Director Roland Joffe has had some major highs (Best Picture and Best Director Oscar nominations for his first two movies, The Killing Fields and The Mission) and significant lows (Super Mario Bros., which he produced; the sexed-up, Demi Moore version of The Scarlet Letter; 2007's torture-porn flick Captivity) in his 27-year film career. He returns to surer, more classical footing with There Be Dragons, a visually stunning, undeniably intriguing saga about a controversial Catholic saint. The film, released nationwide by Samuel Goldwyn Films today, is being heavily promoted among clergy and church groups, Ã la The Passion of the Christ.
Josemaria Escriva (played here by Charlie Cox, best known from Stardust and the Heath Ledger-starrer Casanova) was a young priest during the Spanish Civil War of the 1930's. He received a vision that showed him one didn't have to become a member of the clergy or live an overtly religious life to do God's will in one's life. Escriva subsequently founded Opus Dei, Latin for "Work of God," which is probably best known among moviegoers as the conspiratorial, murderous order depicted in The Da Vinci Code. While Escriva is shown flagellating himself in one scene in There Be Dragons, not unlike the self-abusing albino monk played by Paul Bettany in Ron Howard's 2006 movie, the resemblances pretty much stop there. Escriva, who died in 1975, was canonized as "the saint of the ordinary" in 2002 by Pope John Paul II (who was just beatified himself). Today, Opus Dei counts 90,000 members worldwide, including the new Archbishop of Los Angeles and two of this film's producers.
To its credit, Joffe's screenplay takes as much inspiration from Oscar Wilde's famous (and truthful) quote, "Every saint has a past, and every sinner has a future" as it does Escriva's biography. There Be Dragons features a decades-spanning mystery as its main storyline. An investigative journalist (played by Dougray Scott of Mission: Impossible II and Desperate Housewives, among other credits) is writing a book about Escriva, whom his elderly father knew personally as a young man. Escriva and the writer's father, Manolo (a strong turn by American Beauty's Wes Bentley), were fellow seminarians for a time and became close friends. They parted ways, however, when Manolo enlisted in the war effort.

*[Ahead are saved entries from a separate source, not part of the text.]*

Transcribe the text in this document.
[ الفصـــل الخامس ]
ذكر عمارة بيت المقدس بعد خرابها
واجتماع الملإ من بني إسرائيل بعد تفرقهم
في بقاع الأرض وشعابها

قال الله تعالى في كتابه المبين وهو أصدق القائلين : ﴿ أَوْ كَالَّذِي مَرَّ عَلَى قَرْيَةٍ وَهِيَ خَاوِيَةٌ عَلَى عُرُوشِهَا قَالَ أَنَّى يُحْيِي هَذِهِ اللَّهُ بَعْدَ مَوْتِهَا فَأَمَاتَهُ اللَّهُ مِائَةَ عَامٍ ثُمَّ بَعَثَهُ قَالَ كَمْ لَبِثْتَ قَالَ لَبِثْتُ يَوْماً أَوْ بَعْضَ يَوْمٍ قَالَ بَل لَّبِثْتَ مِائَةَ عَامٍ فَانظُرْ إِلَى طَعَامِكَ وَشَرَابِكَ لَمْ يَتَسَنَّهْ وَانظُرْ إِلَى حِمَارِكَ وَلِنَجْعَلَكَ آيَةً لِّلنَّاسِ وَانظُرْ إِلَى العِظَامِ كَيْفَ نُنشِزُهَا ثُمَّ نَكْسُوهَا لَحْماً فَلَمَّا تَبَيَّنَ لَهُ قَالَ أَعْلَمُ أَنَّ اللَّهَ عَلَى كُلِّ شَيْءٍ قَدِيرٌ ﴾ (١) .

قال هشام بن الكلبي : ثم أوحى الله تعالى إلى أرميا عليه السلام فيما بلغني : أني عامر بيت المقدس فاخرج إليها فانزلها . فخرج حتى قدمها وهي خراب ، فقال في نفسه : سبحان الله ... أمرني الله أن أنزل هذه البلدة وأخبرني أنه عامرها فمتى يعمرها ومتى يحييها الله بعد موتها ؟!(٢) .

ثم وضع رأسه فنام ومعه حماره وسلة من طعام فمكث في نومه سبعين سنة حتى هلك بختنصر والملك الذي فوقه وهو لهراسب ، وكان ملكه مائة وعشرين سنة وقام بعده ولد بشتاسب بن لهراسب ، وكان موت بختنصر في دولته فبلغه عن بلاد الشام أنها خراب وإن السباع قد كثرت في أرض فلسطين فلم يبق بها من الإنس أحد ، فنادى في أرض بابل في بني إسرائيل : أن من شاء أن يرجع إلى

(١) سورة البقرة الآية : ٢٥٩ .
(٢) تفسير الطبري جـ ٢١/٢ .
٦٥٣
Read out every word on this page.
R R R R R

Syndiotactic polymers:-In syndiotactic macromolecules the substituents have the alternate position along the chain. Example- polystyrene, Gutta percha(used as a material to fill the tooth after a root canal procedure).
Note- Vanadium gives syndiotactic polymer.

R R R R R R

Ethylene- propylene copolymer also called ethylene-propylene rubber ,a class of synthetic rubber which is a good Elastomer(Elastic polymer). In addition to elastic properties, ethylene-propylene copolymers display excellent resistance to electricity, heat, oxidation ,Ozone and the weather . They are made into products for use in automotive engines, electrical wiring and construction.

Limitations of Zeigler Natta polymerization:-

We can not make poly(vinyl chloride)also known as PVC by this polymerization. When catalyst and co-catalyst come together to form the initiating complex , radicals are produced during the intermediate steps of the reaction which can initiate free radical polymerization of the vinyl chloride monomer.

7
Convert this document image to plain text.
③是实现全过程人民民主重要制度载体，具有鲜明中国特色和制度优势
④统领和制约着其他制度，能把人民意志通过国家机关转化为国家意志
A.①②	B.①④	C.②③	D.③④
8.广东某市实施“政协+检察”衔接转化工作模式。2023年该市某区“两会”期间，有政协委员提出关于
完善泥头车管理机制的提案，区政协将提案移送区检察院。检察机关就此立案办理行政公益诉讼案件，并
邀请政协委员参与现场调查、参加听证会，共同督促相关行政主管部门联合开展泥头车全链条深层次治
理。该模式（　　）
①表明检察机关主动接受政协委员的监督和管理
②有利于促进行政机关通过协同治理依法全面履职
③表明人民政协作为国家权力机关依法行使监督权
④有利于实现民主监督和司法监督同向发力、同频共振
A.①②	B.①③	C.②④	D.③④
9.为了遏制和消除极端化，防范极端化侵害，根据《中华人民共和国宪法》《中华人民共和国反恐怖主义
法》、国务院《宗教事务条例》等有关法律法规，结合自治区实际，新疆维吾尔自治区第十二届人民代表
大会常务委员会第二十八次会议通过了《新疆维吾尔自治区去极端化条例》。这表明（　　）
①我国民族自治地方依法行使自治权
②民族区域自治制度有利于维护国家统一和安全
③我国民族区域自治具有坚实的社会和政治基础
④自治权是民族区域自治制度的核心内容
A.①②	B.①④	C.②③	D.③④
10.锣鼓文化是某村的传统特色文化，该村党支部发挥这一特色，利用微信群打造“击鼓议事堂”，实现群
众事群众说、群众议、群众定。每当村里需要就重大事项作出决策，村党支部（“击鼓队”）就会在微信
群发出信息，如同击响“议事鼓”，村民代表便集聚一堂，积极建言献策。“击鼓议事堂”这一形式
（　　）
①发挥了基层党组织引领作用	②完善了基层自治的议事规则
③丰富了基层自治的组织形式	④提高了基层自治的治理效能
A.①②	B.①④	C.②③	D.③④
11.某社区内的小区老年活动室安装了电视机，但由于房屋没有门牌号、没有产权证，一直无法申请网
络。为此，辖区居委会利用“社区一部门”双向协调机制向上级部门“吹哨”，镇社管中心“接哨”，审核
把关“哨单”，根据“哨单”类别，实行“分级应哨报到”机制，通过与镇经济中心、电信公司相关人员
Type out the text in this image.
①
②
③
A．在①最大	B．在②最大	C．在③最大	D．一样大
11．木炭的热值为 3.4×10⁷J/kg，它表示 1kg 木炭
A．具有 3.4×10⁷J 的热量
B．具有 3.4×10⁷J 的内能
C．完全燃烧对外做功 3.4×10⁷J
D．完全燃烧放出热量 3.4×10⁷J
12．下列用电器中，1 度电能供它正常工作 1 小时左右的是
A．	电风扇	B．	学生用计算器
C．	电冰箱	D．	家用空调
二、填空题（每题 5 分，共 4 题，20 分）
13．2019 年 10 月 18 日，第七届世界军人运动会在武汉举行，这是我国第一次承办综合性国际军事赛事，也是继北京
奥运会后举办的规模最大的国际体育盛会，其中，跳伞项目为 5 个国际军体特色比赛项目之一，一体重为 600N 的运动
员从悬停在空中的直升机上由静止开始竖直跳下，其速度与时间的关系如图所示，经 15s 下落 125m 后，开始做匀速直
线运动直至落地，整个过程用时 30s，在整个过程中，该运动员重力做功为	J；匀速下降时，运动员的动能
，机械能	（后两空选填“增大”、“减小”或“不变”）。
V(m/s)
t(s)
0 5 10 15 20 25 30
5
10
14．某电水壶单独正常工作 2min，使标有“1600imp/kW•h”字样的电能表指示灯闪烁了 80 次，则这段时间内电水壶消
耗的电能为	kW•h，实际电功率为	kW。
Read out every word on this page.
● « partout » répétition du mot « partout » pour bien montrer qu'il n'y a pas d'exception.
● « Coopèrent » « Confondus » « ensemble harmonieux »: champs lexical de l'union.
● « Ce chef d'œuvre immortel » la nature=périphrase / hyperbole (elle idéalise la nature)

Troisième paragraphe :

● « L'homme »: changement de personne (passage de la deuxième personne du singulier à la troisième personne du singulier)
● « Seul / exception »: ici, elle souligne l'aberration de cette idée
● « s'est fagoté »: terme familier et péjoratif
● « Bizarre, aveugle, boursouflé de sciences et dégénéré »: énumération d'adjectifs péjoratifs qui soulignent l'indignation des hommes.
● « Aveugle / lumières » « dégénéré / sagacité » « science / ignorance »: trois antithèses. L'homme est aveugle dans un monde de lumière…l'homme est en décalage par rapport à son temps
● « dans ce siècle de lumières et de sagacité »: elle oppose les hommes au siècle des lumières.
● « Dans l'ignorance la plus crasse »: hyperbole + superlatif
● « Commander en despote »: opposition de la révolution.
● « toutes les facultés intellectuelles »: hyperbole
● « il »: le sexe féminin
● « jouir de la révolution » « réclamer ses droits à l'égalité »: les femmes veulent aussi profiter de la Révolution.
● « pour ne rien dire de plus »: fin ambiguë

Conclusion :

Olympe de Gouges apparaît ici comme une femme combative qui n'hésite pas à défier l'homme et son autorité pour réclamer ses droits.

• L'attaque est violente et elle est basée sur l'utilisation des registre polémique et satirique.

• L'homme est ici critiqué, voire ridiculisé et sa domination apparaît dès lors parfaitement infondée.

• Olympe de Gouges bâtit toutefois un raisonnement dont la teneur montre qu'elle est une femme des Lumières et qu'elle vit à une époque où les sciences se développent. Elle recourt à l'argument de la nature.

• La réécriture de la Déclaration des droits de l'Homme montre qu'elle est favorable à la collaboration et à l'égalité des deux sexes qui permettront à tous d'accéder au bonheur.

While Escriva is founding Opus Dei, Manolo becomes enmeshed in a love triangle between himself, his military leader (Rodrigo Santoro of 300 and I Love You Phillip Morris) and a lovely Hungarian revolutionary played by recent Bond girl Olga Kurylenko (Quantum of Solace). Secrets are buried and both friendship and faith become tested in these characters' wake.
There Be Dragons is overly earnest at times, and the film's array of British and American actors don't even try to play Spaniards convincingly. Cox makes an attractive and admirable man of God, but Escriva as written here is mostly one-dimensional. An impressive supporting cast of pros including Derek Jacobi, Geraldine Chaplin and Charles Dance helps to give the movie greater credibility.
The production is beautifully designed by Oscar-winner Eugenio Zanetti (What Dreams May Come) and photographed in gorgeous hues by Gabriel Beristain (Derek Jarman's Caravaggio). There Be Dragons is truly one of the best-looking movies in recent memory.
I came away wishing it were a bit more objective in depicting a recent saint about whom much is known as well as the religious order he founded, but this is still one of the more genuinely spiritual contemporary films to hit the big screen.
Reverend's Rating: B
Review by Rev. Chris Carpenter, resident film critic of Movie Dearest and the Blade California.